“The biggest problems that we’re facing right now have to do with George Bush trying to bring more and more power into the executive branch and not go through Congress at all, and that’s what I intend to reverse when I’m President of the United States of America.”
It’s interesting that the anti-borders crowd seems to have conceded the point I made in August that most past executive grants of status to illegal aliens were the consequence of foreign crises in the illegals’ home countries and thus not relevant to the current discussion. These were, as Ross Douthat’s trenchant column pointed out Sunday, “modest, clearly defined populations facing some obvious impediment (war, persecution, natural disaster) to returning home.”
So the fallback position of those claiming precedent is to grasp at two actions taken by Reagan and the elder Bush that came in the wake of the 1986 Immigration Reform and Control Act (IRCA) amnesty.
The Reagan administration action that amnesty advocates point to is simply irrelevant to the current case and trumpeted only because Reagan’s name is attached to it. In what was a legitimate exercise of prosecutorial discretion shortly after passage of the 1986 law, INS announced that as a practical matter it would look the other way under certain circumstances with regard to minor children both of whose parents received amnesty but who did not themselves qualify for the amnesty. It granted no work permits, Social Security numbers, or driver’s licenses. In the context of trying to implement the convoluted IRCA amnesty, I might well have done the same thing.
George H. W. Bush’s 1990 “family fairness” policy is at least somewhat germane, in that it provided for renewable “voluntary departure” (i.e., amnesty) for certain spouses and children of amnesty beneficiaries, including work authorization. But it is no precedent either, for three main reasons:
First, its size and scope. Despite claims at the time that “as many as 1.5 million” illegal aliens might benefit from the policy, the actual number was much, much smaller. In 1990, Congress passed legislation granting green cards to “legalization dependents” — in effect codifying the executive action Bush had taken a just few months earlier. That (lawful) measure actually cast the net wider than Bush’s action, and yet only about 140,000 people took advantage of it — less than one-tenth the number advocates claim. Scale matters here; Bush’s action cannot meaningfully be described as a precedent for Obama’s scheme that would be 30 or 40 times larger.
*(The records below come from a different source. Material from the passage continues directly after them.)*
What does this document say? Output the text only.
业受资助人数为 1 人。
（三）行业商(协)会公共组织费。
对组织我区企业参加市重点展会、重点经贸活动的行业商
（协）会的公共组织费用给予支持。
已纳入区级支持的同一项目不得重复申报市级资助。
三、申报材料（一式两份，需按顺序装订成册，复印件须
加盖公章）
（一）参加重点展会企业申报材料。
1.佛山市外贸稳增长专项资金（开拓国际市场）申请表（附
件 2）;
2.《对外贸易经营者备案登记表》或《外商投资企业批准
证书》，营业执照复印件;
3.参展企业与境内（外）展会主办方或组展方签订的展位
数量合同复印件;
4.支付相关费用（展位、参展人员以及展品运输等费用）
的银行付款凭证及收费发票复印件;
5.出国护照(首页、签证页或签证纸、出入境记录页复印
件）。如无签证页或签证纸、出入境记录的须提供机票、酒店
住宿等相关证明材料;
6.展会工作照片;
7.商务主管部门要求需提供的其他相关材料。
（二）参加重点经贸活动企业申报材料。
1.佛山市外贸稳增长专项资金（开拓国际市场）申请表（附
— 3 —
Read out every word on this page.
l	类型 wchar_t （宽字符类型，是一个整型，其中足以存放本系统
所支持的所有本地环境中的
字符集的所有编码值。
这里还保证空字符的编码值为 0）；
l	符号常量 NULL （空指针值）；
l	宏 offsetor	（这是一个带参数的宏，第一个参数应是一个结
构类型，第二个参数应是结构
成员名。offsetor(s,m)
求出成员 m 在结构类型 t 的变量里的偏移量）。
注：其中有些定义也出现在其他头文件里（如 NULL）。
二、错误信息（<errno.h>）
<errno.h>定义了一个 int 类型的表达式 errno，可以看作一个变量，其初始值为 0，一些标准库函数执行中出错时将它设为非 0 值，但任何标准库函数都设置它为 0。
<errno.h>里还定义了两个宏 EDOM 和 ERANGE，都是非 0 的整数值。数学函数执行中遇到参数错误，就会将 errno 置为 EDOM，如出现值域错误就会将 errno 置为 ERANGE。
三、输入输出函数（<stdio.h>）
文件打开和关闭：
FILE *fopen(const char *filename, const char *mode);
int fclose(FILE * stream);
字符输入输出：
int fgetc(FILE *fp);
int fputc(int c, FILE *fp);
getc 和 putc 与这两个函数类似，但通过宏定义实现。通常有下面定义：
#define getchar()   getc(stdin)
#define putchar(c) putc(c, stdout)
Second, both Reagan’s and Bush’s moves were cleanup measures for the implementation of the once-in-history amnesty that was passed by Congress. In other words, it was a coda, a tying up of loose ends, for something that Congress had actually enacted, and thus arguably a legitimate part of executing the law — which is, after all, the function of the executive. Obama’s threatened move, on the other hand, is directly contrary to Congress’s decision not to pass an amnesty. In effect, Bush was saying “Congress has acted and I’m doing my best to implement its directives,” while Obama is saying “Congress has not done my bidding, so I’m going to implement my own directives.”
Finally, in the same 1990 immigration law that codified Bush’s “family fairness” directive, Congress rejected further ad hoc presidential amnesties by creating Temporary Protected Status (TPS). The various unilateral actions presidents had taken to amnesty small groups of illegal aliens over the years — Extended Voluntary Departure and Deferred Enforced Departure were among the Orwellian euphemisms deployed — were clearly seen as abuses of the discretion which Congress granted the president. TPS was intended to limit that discretion in granting legal status, including work permits, to illegal aliens, by limiting such grants to clearly specified circumstances — such as when a country suffered an earthquake or hurricane — and imposing specific procedures upon the executive. And to make certain that future executive actions didn’t simply become a means of naturalizing entire populations of illegal aliens, the TPS law requires any bill addressing naturalization of TPS recipients has to pass the Senate with a 60 percent super-majority.
It is absurd for Obama to claim that the very executive overreach that prompted Congress to impose these limits established a precedent for even greater executive overreach today.
Whatever their merits, the Reagan and Bush measures were modest attempts at faithfully executing legislation duly enacted by Congress. Obama’s planned amnesty decree is Caesarism, pure and simple. “Precedent” isn’t the right word for the Obama crowd’s invocation of Reagan. The right word is “pretext.”
— Mark Krikorian is executive director of the Center for Immigration Studies.